"You'll get your white flag up your ass, redskin!"
"You sound just like a white man," said another militiaman. "You sure you ain't a white man in paint?"
"Listen to me," White Bear said hopelessly. He wanted to say, If we don't fight it will save your lives as well as ours. But how could he talk to these men, maddened by whiskey and war? His eyes met those of Little Crow and Three Horses. Again the red-bearded man jerked his hair, so hard White Bear thought he would pull it out of his scalp. He had to bite his lip to keep from crying out. Worse than the pain was the indignity.
Horses splashing water, mud and pebbles on them, long knives shouting curses and threats, the three Sauk stumbled out of the creek and through shoulder-high prairie grass into the militia camp.
The sun's last rays fell on flushed, sweating white faces, on glistening rifle barrels. To White Bear, most of the men looked younger than he.
"Somebody get the colonel," said the man with the red beard. "Tell him they claim they want to surrender. Might be we could catch old Black Hawk himself."

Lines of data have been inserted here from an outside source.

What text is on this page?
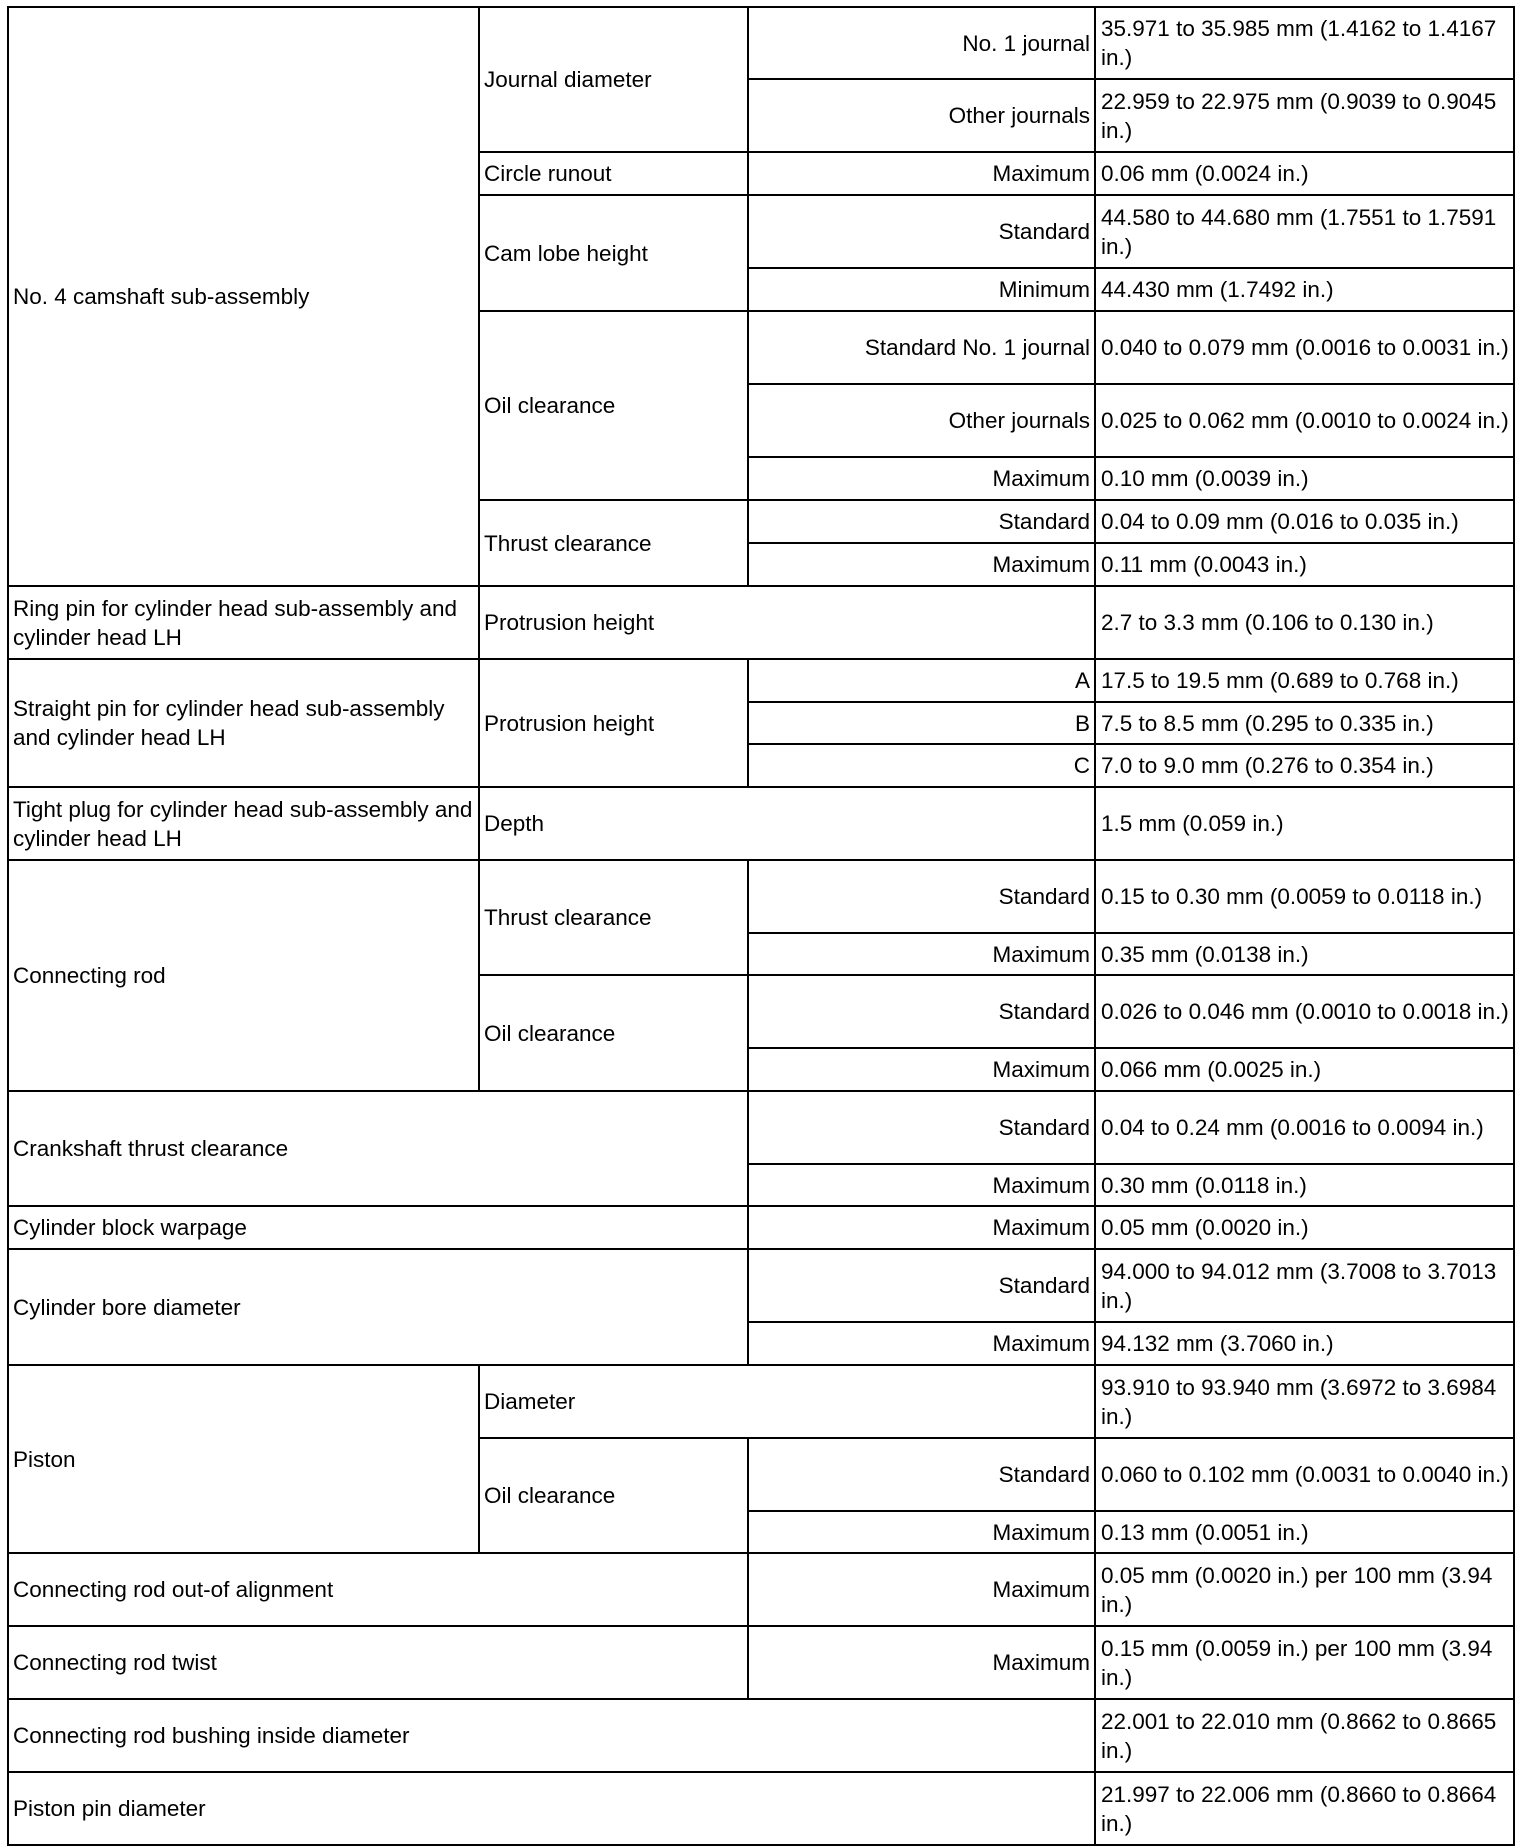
No. 4 camshaft sub-assembly	Journal diameter	No. 1 journal	35.971 to 35.985 mm (1.4162 to 1.4167 in.)
		Other journals	22.959 to 22.975 mm (0.9039 to 0.9045 in.)
	Circle runout	Maximum	0.06 mm (0.0024 in.)
	Cam lobe height	Standard	44.580 to 44.680 mm (1.7551 to 1.7591 in.)
		Minimum	44.430 mm (1.7492 in.)
	Oil clearance	Standard No. 1 journal	0.040 to 0.079 mm (0.0016 to 0.0031 in.)
		Other journals	0.025 to 0.062 mm (0.0010 to 0.0024 in.)
		Maximum	0.10 mm (0.0039 in.)
	Thrust clearance	Standard	0.04 to 0.09 mm (0.016 to 0.035 in.)
		Maximum	0.11 mm (0.0043 in.)
Ring pin for cylinder head sub-assembly and cylinder head LH	Protrusion height		2.7 to 3.3 mm (0.106 to 0.130 in.)
Straight pin for cylinder head sub-assembly and cylinder head LH	Protrusion height	A	17.5 to 19.5 mm (0.689 to 0.768 in.)
		B	7.5 to 8.5 mm (0.295 to 0.335 in.)
		C	7.0 to 9.0 mm (0.276 to 0.354 in.)
Tight plug for cylinder head sub-assembly and cylinder head LH	Depth		1.5 mm (0.059 in.)
Connecting rod	Thrust clearance	Standard	0.15 to 0.30 mm (0.0059 to 0.0118 in.)
		Maximum	0.35 mm (0.0138 in.)
	Oil clearance	Standard	0.026 to 0.046 mm (0.0010 to 0.0018 in.)
		Maximum	0.066 mm (0.0025 in.)
Crankshaft thrust clearance		Standard	0.04 to 0.24 mm (0.0016 to 0.0094 in.)
		Maximum	0.30 mm (0.0118 in.)
Cylinder block warpage		Maximum	0.05 mm (0.0020 in.)
Cylinder bore diameter		Standard	94.000 to 94.012 mm (3.7008 to 3.7013 in.)
		Maximum	94.132 mm (3.7060 in.)
Piston	Diameter		93.910 to 93.940 mm (3.6972 to 3.6984 in.)
	Oil clearance	Standard	0.060 to 0.102 mm (0.0031 to 0.0040 in.)
		Maximum	0.13 mm (0.0051 in.)
Connecting rod out-of alignment		Maximum	0.05 mm (0.0020 in.) per 100 mm (3.94 in.)
Connecting rod twist		Maximum	0.15 mm (0.0059 in.) per 100 mm (3.94 in.)
Connecting rod bushing inside diameter			22.001 to 22.010 mm (0.8662 to 0.8665 in.)
Piston pin diameter			21.997 to 22.006 mm (0.8660 to 0.8664 in.)
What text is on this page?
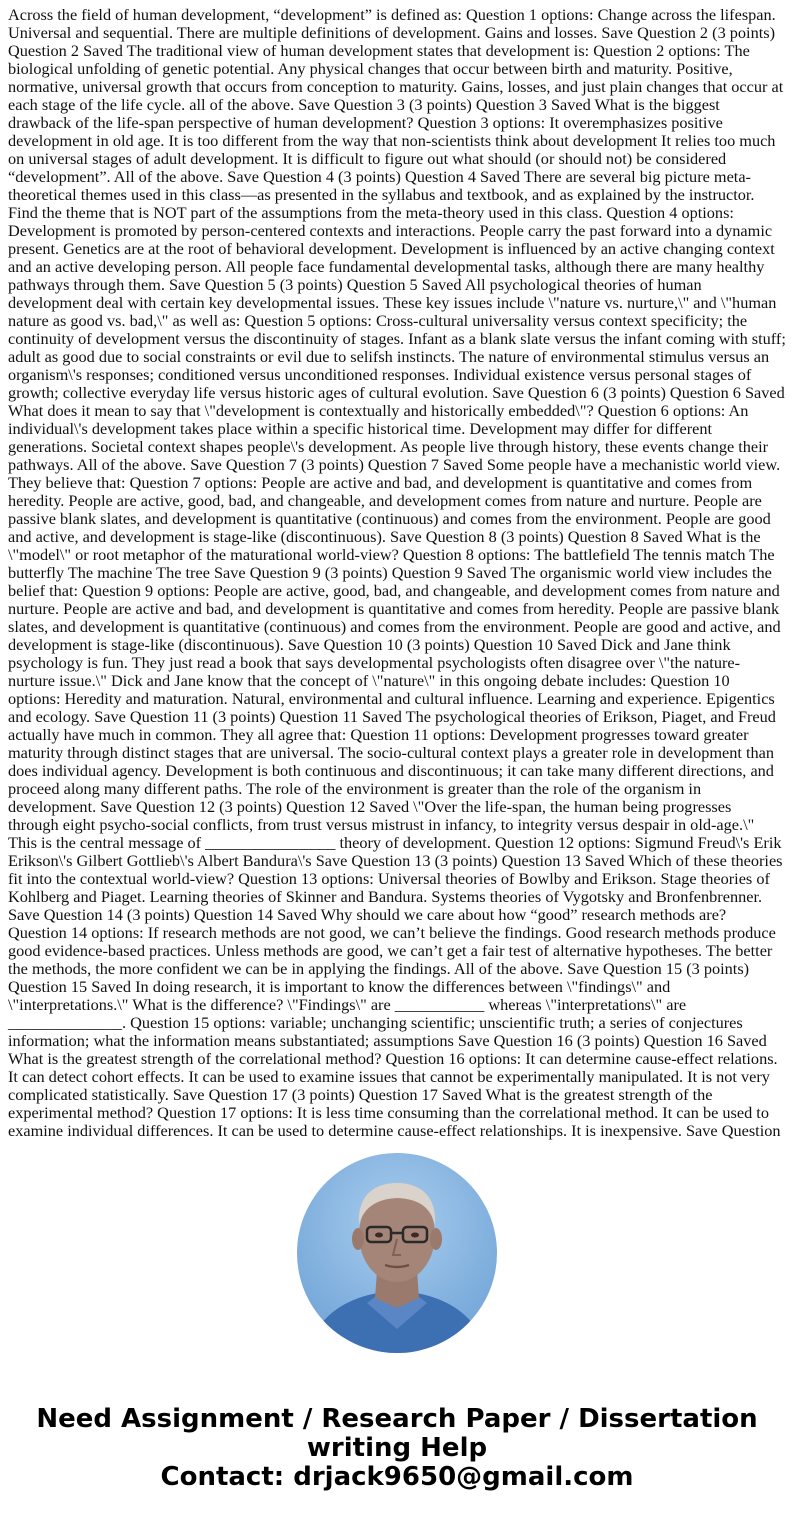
Across the field of human development, “development” is defined as: Question 1 options: Change across the lifespan. Universal and sequential. There are multiple definitions of development. Gains and losses. Save Question 2 (3 points) Question 2 Saved The traditional view of human development states that development is: Question 2 options: The biological unfolding of genetic potential. Any physical changes that occur between birth and maturity. Positive, normative, universal growth that occurs from conception to maturity. Gains, losses, and just plain changes that occur at each stage of the life cycle. all of the above. Save Question 3 (3 points) Question 3 Saved What is the biggest drawback of the life-span perspective of human development? Question 3 options: It overemphasizes positive development in old age. It is too different from the way that non-scientists think about development It relies too much on universal stages of adult development. It is difficult to figure out what should (or should not) be considered “development”. All of the above. Save Question 4 (3 points) Question 4 Saved There are several big picture meta-theoretical themes used in this class—as presented in the syllabus and textbook, and as explained by the instructor. Find the theme that is NOT part of the assumptions from the meta-theory used in this class. Question 4 options: Development is promoted by person-centered contexts and interactions. People carry the past forward into a dynamic present. Genetics are at the root of behavioral development. Development is influenced by an active changing context and an active developing person. All people face fundamental developmental tasks, although there are many healthy pathways through them. Save Question 5 (3 points) Question 5 Saved All psychological theories of human development deal with certain key developmental issues. These key issues include \"nature vs. nurture,\" and \"human nature as good vs. bad,\" as well as: Question 5 options: Cross-cultural universality versus context specificity; the continuity of development versus the discontinuity of stages. Infant as a blank slate versus the infant coming with stuff; adult as good due to social constraints or evil due to selifsh instincts. The nature of environmental stimulus versus an organism\'s responses; conditioned versus unconditioned responses. Individual existence versus personal stages of growth; collective everyday life versus historic ages of cultural evolution. Save Question 6 (3 points) Question 6 Saved What does it mean to say that \"development is contextually and historically embedded\"? Question 6 options: An individual\'s development takes place within a specific historical time. Development may differ for different generations. Societal context shapes people\'s development. As people live through history, these events change their pathways. All of the above. Save Question 7 (3 points) Question 7 Saved Some people have a mechanistic world view. They believe that: Question 7 options: People are active and bad, and development is quantitative and comes from heredity. People are active, good, bad, and changeable, and development comes from nature and nurture. People are passive blank slates, and development is quantitative (continuous) and comes from the environment. People are good and active, and development is stage-like (discontinuous). Save Question 8 (3 points) Question 8 Saved What is the \"model\" or root metaphor of the maturational world-view? Question 8 options: The battlefield The tennis match The butterfly The machine The tree Save Question 9 (3 points) Question 9 Saved The organismic world view includes the belief that: Question 9 options: People are active, good, bad, and changeable, and development comes from nature and nurture. People are active and bad, and development is quantitative and comes from heredity. People are passive blank slates, and development is quantitative (continuous) and comes from the environment. People are good and active, and development is stage-like (discontinuous). Save Question 10 (3 points) Question 10 Saved Dick and Jane think psychology is fun. They just read a book that says developmental psychologists often disagree over \"the nature-nurture issue.\" Dick and Jane know that the concept of \"nature\" in this ongoing debate includes: Question 10 options: Heredity and maturation. Natural, environmental and cultural influence. Learning and experience. Epigentics and ecology. Save Question 11 (3 points) Question 11 Saved The psychological theories of Erikson, Piaget, and Freud actually have much in common. They all agree that: Question 11 options: Development progresses toward greater maturity through distinct stages that are universal. The socio-cultural context plays a greater role in development than does individual agency. Development is both continuous and discontinuous; it can take many different directions, and proceed along many different paths. The role of the environment is greater than the role of the organism in development. Save Question 12 (3 points) Question 12 Saved \"Over the life-span, the human being progresses through eight psycho-social conflicts, from trust versus mistrust in infancy, to integrity versus despair in old-age.\" This is the central message of ________________ theory of development. Question 12 options: Sigmund Freud\'s Erik Erikson\'s Gilbert Gottlieb\'s Albert Bandura\'s Save Question 13 (3 points) Question 13 Saved Which of these theories fit into the contextual world-view? Question 13 options: Universal theories of Bowlby and Erikson. Stage theories of Kohlberg and Piaget. Learning theories of Skinner and Bandura. Systems theories of Vygotsky and Bronfenbrenner. Save Question 14 (3 points) Question 14 Saved Why should we care about how “good” research methods are? Question 14 options: If research methods are not good, we can’t believe the findings. Good research methods produce good evidence-based practices. Unless methods are good, we can’t get a fair test of alternative hypotheses. The better the methods, the more confident we can be in applying the findings. All of the above. Save Question 15 (3 points) Question 15 Saved In doing research, it is important to know the differences between \"findings\" and \"interpretations.\" What is the difference? \"Findings\" are ___________ whereas \"interpretations\" are ______________. Question 15 options: variable; unchanging scientific; unscientific truth; a series of conjectures information; what the information means substantiated; assumptions Save Question 16 (3 points) Question 16 Saved What is the greatest strength of the correlational method? Question 16 options: It can determine cause-effect relations. It can detect cohort effects. It can be used to examine issues that cannot be experimentally manipulated. It is not very complicated statistically. Save Question 17 (3 points) Question 17 Saved What is the greatest strength of the experimental method? Question 17 options: It is less time consuming than the correlational method. It can be used to examine individual differences. It can be used to determine cause-effect relationships. It is inexpensive. Save Question

Need Assignment / Research Paper / Dissertation
writing Help
Contact: drjack9650@gmail.com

The three Sauks' only hope, White Bear thought, was that the commanding officer might be more willing to listen to them than his men were.
The Sauk and their captors stood in a circle where the grass had been trampled flat. A short distance away stood supply wagons and tents. The prairie surrounded them.
Some militiamen went to one wagon on which five kegs with spouts stood, filled tin cups from the kegs and drank from them. Whiskey, White Bear thought, seemed to be as important to these men as food.
The sun was down now, and the three stood in twilight, in the midst of the shouting mob.